When allocating memory for the numbers in a matrix, Jitter needs to know the extent of each dimension—for example, 320x240—and also the number of values to be held in each cell. In order to keep track of the different values in a cell, Jitter uses the idea of each one existing on a separate plane. Each of the values in a cell exists on a particular plane, so we can think of a video frame as being a two-dimensional matrix of four interleaved planes of data.

The values in each cell of this matrix can be thought of as existing on four virtual planes.

Using this conceptual framework, we can treat each plane (and thus each channel of the color information) individually when we need to. For example, if we want to increase the redness of an image, we can simply increase all the values in the red plane of the matrix, and leave the others unchanged.

The normal case for representing video in Jitter is to have a 2D matrix with four planes of data—alpha, red, green, and blue. The planes are numbered from 0 to 3, so the alpha channel is in plane 0, and the RGB channels are in planes 1, 2, and 3.

The Data in a Matrix

Computers have different internal formats for storing numbers. If we know the kind of number we will want to store in a particular place, we can save memory by allocating only as much memory space as we really need for each number. For example, if we are going to store Western alphabetic characters according to the ASCII standard of representation, we only need a range from 0 to 255, so we only need 8 bits of storage space to store each character (because 2⁸ = 256 different possible values). If we want to store a larger range of numbers, we might use 32 bits, which would give us integer numbers in a range from -2,147,483,648 to 2,147,483,647. To represent numbers with a decimal part, such as 3.1416, we use what is called a floating point binary system, in which some of the bits of a 32-bit or 64-bit number represent the mantissa of the value and other bits represent the exponent.

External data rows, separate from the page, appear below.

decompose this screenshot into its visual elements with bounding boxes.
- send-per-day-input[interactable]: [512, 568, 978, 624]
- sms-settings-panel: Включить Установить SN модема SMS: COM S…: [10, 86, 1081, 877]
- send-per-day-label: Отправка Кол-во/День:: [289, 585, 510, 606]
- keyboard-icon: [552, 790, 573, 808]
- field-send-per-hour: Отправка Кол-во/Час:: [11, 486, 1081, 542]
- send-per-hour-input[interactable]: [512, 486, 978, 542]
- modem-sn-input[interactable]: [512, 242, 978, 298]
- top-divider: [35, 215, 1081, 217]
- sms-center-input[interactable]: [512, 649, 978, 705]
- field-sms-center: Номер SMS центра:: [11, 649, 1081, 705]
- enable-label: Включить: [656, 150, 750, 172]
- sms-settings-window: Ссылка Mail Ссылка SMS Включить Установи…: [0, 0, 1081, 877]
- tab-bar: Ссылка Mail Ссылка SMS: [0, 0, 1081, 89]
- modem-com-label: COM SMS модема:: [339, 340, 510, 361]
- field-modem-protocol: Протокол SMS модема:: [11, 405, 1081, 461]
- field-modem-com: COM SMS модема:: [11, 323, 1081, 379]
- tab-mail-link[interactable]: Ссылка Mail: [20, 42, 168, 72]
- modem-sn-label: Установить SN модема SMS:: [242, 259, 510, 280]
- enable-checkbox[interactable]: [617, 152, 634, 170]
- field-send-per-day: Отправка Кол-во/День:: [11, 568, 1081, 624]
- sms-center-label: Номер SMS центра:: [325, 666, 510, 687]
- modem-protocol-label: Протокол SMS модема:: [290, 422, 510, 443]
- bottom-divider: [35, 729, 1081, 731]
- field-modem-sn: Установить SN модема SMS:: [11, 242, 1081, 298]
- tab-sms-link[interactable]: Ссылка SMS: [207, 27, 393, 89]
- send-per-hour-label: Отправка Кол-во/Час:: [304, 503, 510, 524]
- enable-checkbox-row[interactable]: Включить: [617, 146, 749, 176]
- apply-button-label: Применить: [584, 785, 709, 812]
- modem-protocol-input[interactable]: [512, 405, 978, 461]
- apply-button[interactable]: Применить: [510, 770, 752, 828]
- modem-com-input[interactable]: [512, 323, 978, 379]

Much of the time when you are programming in Max (for example, if you're just working with MIDI data) you might not need to know how Max is storing the numbers. However, when you're programming digital audio in MSP it helps to be aware that MSP uses floating point numbers. (You will encounter math errors if you accidentally use integer storage when you mean to store decimal fractions.) In Jitter, too, it is very helpful to be aware of the different types of number storage the computer uses, to avoid possible math errors.

A Jitter matrix can store numbers as 64-bit floating-point (known to programmers as a double-precision float, or double), 32-bit floating point (known simply as float), 32-bit integers (known as long int, or just int), and 8-bit characters (known as char). Some jit objects store their numerical values in only one of these possible formats, so you will not have to specify the storage type. But other Jitter objects can store their values in various ways, so the storage type must be typed in as an argument in the object, using the words char, long, float32, or float64.

Important concept: In cases where we're using Jitter to manipulate video, perhaps the most significant thing to know about data storage in Jitter matrices is the following. When a matrix is holding video data—as in the examples in the preceding paragraphs—it assumes that the data is being represented in ARGB format, and that each cell is thus likely to contain values that range from 0 to 255 (often in four planes). For this reason, the most common data storage type is char. Even though the values being stored are usually numeric (not alphabetic characters), we only need 256 different possible values for each one, so the 8 bits of a char are sufficient. Since a video frame contains so many pixels, and each cell may contain four values, it makes sense for Jitter to conserve on storage space when dealing with so many values. Since manipulation of video data is the primary activity of many of the Jitter objects, most matrix objects use the char storage type by default. For monochrome (grayscale) images or video, a single plane of char data is sufficient.